IGN criticized the large number of guest appearances, stating “the propensity of guest artists makes it hard to actually get a grasp on the rising star’s own voice.” MusicOMH observed “like many rap albums The Documentary is too long, but it maintains a high level of interest” and overall, it was “an impressive effort” that “introduces a strong presence to the West Coast”. Stylus Magazine wrote “no one disappoints” and despite the record being “so obviously and deeply grounded in marketing, it’s still an outstandingly solid and enjoyable” debut. The New York Times noted the Game’s “tough but straightforward rhyme style is appealing but not, usually, enthralling… This is a rapper who almost never forgets himself, who almost never loses himself in syllables just for the fun of it.” The Village Voice criticized the rapper’s lyrical skills, saying, “the Game’s rhymes are about six degrees from totally artless”. Yahoo!

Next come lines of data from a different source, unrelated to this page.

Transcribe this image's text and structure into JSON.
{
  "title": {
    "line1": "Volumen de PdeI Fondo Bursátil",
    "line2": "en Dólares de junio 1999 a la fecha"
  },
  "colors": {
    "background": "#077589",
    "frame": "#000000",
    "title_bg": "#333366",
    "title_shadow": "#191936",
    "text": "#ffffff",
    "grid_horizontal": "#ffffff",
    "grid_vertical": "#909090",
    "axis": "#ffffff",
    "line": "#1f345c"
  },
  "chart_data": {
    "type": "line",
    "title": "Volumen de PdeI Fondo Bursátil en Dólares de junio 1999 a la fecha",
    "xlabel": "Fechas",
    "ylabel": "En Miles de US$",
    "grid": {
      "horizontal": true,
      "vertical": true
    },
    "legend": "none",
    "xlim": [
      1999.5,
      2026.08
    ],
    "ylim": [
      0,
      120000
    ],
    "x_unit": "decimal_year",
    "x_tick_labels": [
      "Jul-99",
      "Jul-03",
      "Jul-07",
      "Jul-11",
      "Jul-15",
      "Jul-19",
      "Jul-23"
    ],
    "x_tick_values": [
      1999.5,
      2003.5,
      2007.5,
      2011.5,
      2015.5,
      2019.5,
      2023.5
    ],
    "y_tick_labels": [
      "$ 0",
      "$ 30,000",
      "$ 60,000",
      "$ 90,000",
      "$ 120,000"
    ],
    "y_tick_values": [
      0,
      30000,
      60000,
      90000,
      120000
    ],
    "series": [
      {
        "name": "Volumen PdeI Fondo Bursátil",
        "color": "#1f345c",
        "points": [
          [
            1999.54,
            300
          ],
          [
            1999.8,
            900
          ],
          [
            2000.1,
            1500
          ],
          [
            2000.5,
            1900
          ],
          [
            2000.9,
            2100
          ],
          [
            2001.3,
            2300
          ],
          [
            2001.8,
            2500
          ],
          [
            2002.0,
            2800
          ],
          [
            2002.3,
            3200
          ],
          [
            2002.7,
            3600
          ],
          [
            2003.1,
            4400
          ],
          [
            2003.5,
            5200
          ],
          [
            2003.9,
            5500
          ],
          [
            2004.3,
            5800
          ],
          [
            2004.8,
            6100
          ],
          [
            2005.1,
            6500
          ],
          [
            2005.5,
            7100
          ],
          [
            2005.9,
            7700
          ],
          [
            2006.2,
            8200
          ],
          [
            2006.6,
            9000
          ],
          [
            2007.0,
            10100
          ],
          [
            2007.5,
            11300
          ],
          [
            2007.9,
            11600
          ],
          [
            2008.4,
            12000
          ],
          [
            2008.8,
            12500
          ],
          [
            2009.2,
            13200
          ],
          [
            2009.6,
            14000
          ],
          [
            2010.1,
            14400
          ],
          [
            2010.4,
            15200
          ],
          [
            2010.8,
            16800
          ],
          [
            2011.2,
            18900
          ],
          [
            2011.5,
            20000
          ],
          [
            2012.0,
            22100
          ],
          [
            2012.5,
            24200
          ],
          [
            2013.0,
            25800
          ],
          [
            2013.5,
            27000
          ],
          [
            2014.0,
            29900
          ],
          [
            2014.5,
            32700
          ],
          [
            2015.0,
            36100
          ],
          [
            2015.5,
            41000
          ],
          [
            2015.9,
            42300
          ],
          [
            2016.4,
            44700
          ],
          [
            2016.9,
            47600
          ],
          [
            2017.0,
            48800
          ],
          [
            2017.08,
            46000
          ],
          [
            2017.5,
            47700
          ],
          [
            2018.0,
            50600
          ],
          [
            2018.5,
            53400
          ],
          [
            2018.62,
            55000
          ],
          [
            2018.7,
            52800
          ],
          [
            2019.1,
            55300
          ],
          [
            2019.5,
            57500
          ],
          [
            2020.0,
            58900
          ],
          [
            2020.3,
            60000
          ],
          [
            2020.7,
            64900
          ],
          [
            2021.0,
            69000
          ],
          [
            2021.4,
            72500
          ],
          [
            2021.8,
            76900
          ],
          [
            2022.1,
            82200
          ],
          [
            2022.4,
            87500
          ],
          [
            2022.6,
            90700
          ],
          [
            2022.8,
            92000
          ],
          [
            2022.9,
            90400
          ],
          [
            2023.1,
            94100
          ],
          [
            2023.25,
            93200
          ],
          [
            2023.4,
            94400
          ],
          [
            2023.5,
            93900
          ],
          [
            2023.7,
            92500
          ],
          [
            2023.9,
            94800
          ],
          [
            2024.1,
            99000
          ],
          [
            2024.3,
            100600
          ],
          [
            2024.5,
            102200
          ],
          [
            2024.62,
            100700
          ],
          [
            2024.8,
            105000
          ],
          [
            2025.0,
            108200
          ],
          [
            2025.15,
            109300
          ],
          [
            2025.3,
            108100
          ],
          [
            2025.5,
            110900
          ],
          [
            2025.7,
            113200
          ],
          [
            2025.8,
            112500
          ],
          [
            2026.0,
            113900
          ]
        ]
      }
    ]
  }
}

Music also panned the lyrics for “almost totally lacking in shock value, humour or insight”, but praised the production, writing that “musically, this is probably the greatest major label hip-hop album of recent years – a near faultless succession of hi-tech beats and ominously catchy hooks”.

The album appeared on numerous music critics’ and publications’ end-of-year albums lists. Pitchfork Media placed the album at number 35 on their list of Top 50 Albums of 2005. At the 48th Annual Grammy Awards, the Game was nominated with a total of two nominations, including Best Rap Song and Best Rap Performance by a Duo or Group for the smash single “Hate It or Love It”. In 2012 Complex named the album one of the classic albums of the last decade

The Game is often credited as a driving force in bringing the West Coast hip hop scene back to recognition. Before its release, he expressed his desire to have high opening week sales, saying, “I want to sell a million albums in my first week. And if I only sell one album the following week, I’m good.” He also admitted feeling nervous about not being able to live up to the industry expectations, saying, “Yeah, I’ve got some butterflies. I’m worried about my first-week numbers, and I’m worried about living up to the hype.” The album debuted at number one on the US Billboard 200 chart, selling 586,000 copies in the first week. The Recording Industry Association of America certified the album double Platinum on March 23, 2005, and it was the tenth best-selling record of the year. As of March 2005, the album has sold over 2.5 million units in the United States.

The Documentary peaked at the top fifteen in most European charts it entered. It peaked at number seven on the UK Albums Chart and remained on the chart for thirty-three weeks. It reached the top ten in the Netherlands, France, Ireland, Switzerland, and the top twenty in Belgium, Germany, and Norway. The album topped the Canadian Albums Chart for three weeks and on March 8, 2005, it was certified Platinum with 100,000 units shipped. It has since sold over five million copies worldwide.